Barrett: Everything's going digital, mobile, whatever, we have a stake in all, what concerns us is the race to who has the most data on people. Google will be 10x as they learn more about end users. Advertisers are going to demand that information, won't settle for household demographics. Don't get disintermediated with your own consumers.

Jim: Yahoo in China?
Barrett: Have to play by the rules, privacy is a huge concern, however people get the fact that they're not paying for a social network, why send me ads for singles when you know that I am married? Have to stop somewhere, but would you rather have an ad that means something to yo or not?
Patricof: Relevance is part of it, localization is a bigger part. Down to zip codes, neighborhoods, addresses, television is moving in that direction.
Auletta: 4 billion cell phones, but do I want to be interrupted on the phone with an ad? Facebook related ads had to be pulled, users didn't want them.

QUICK TAKE: A really good panel, senior media players but people who really understand the issues. Long story short, old media is hosed in terms of the old platforms with old models but new platforms and old platforms with new models are going to do quite well.
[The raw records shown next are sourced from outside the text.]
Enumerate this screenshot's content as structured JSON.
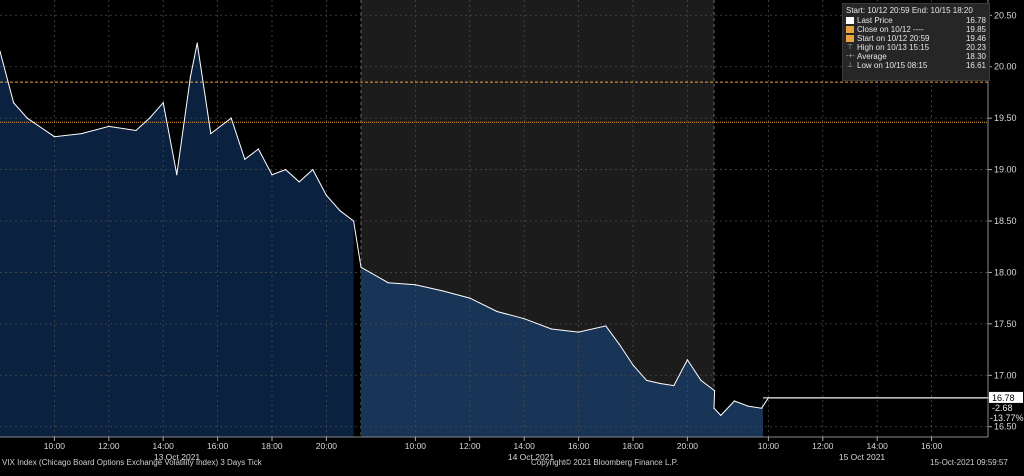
{
  "chart_data": {
    "type": "line",
    "title": "",
    "xlabel": "",
    "ylabel": "",
    "ylim": [
      16.4,
      20.6
    ],
    "y_ticks": [
      "16.50",
      "17.00",
      "17.50",
      "18.00",
      "18.50",
      "19.00",
      "19.50",
      "20.00",
      "20.50"
    ],
    "x_tick_labels": [
      "10:00",
      "12:00",
      "14:00",
      "16:00",
      "18:00",
      "20:00",
      "10:00",
      "12:00",
      "14:00",
      "16:00",
      "18:00",
      "20:00",
      "10:00",
      "12:00",
      "14:00",
      "16:00"
    ],
    "date_labels": [
      "13 Oct 2021",
      "14 Oct 2021",
      "15 Oct 2021"
    ],
    "grid": true,
    "reference_lines": [
      {
        "name": "Close on 10/12",
        "value": 19.85,
        "color": "#e8a33c"
      },
      {
        "name": "Start on 10/12 20:59",
        "value": 19.46,
        "color": "#e8a33c"
      }
    ],
    "series": [
      {
        "name": "Last Price",
        "x": [
          "10/13 08:00",
          "10/13 08:30",
          "10/13 09:00",
          "10/13 10:00",
          "10/13 11:00",
          "10/13 12:00",
          "10/13 13:00",
          "10/13 13:30",
          "10/13 14:00",
          "10/13 14:30",
          "10/13 15:00",
          "10/13 15:15",
          "10/13 15:45",
          "10/13 16:30",
          "10/13 17:00",
          "10/13 17:30",
          "10/13 18:00",
          "10/13 18:30",
          "10/13 19:00",
          "10/13 19:30",
          "10/13 20:00",
          "10/13 20:30",
          "10/13 21:00",
          "10/14 08:00",
          "10/14 09:00",
          "10/14 10:00",
          "10/14 11:00",
          "10/14 12:00",
          "10/14 13:00",
          "10/14 14:00",
          "10/14 15:00",
          "10/14 16:00",
          "10/14 17:00",
          "10/14 17:30",
          "10/14 18:00",
          "10/14 18:30",
          "10/14 19:00",
          "10/14 19:30",
          "10/14 20:00",
          "10/14 20:30",
          "10/14 21:00",
          "10/15 08:00",
          "10/15 08:15",
          "10/15 08:45",
          "10/15 09:15",
          "10/15 09:45",
          "10/15 10:00",
          "10/15 18:20"
        ],
        "values": [
          20.15,
          19.65,
          19.5,
          19.32,
          19.35,
          19.42,
          19.38,
          19.5,
          19.65,
          18.95,
          19.9,
          20.23,
          19.35,
          19.5,
          19.1,
          19.2,
          18.95,
          19.0,
          18.88,
          19.0,
          18.75,
          18.6,
          18.5,
          18.05,
          17.9,
          17.88,
          17.82,
          17.75,
          17.62,
          17.55,
          17.45,
          17.42,
          17.48,
          17.3,
          17.1,
          16.95,
          16.92,
          16.9,
          17.15,
          16.95,
          16.85,
          16.68,
          16.61,
          16.75,
          16.7,
          16.68,
          16.78,
          16.78
        ],
        "color": "#ffffff",
        "fill": "#0e2848"
      }
    ],
    "right_labels": {
      "last": "16.78",
      "change": "-2.68",
      "pct_change": "-13.77%"
    }
  },
  "legend": {
    "header": "Start: 10/12 20:59 End: 10/15 18:20",
    "rows": [
      {
        "label": "Last Price",
        "value": "16.78",
        "swatch": "#ffffff",
        "glyph": ""
      },
      {
        "label": "Close on 10/12 ----",
        "value": "19.85",
        "swatch": "#e8a33c",
        "glyph": ""
      },
      {
        "label": "Start on 10/12 20:59",
        "value": "19.46",
        "swatch": "#e8a33c",
        "glyph": ""
      },
      {
        "label": "High on 10/13 15:15",
        "value": "20.23",
        "swatch": "",
        "glyph": "⊤"
      },
      {
        "label": "Average",
        "value": "18.30",
        "swatch": "",
        "glyph": "-+-"
      },
      {
        "label": "Low on 10/15 08:15",
        "value": "16.61",
        "swatch": "",
        "glyph": "⊥"
      }
    ]
  },
  "footer": {
    "left": "VIX Index (Chicago Board Options Exchange Volatility Index) 3 Days  Tick",
    "center": "Copyright© 2021 Bloomberg Finance L.P.",
    "right": "15-Oct-2021 09:59:57"
  },
  "colors": {
    "background": "#000000",
    "session_shade": "#1c1c1c",
    "area_fill_dark": "#0b2140",
    "area_fill_light": "#183456",
    "grid": "#4a4a4a",
    "reference": "#e8a33c"
  }
}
I think the largest issue that's lurking at the edges is the rise of video as a factor in devaluing the written word as monetizable content whilst at the same time we have a hard time monetizing video online. There are huge gaps in revenue development that aren't easy to address in the short term. But the good news is that major media companies are indeed begining to learn how to invest in new plays, hopefully with the patience that old "moguls" had. They are becoming the exit strategy for many plays, but there's only so many immature media plays that you can absorb before owners and shareholders get itchy. We're going to see an impatience gap soon enough: angel-level investors who are more content for the long haul hanging on, higher levels of equity providing mostly an acceleration path for spinoff to media holding companies. You can't innovate in media as a fully public company effectively - Google was wise to move cautiously into public shares. The economic models are not mature, but economies follow value. The economies may not look like old models, but they will come indeed.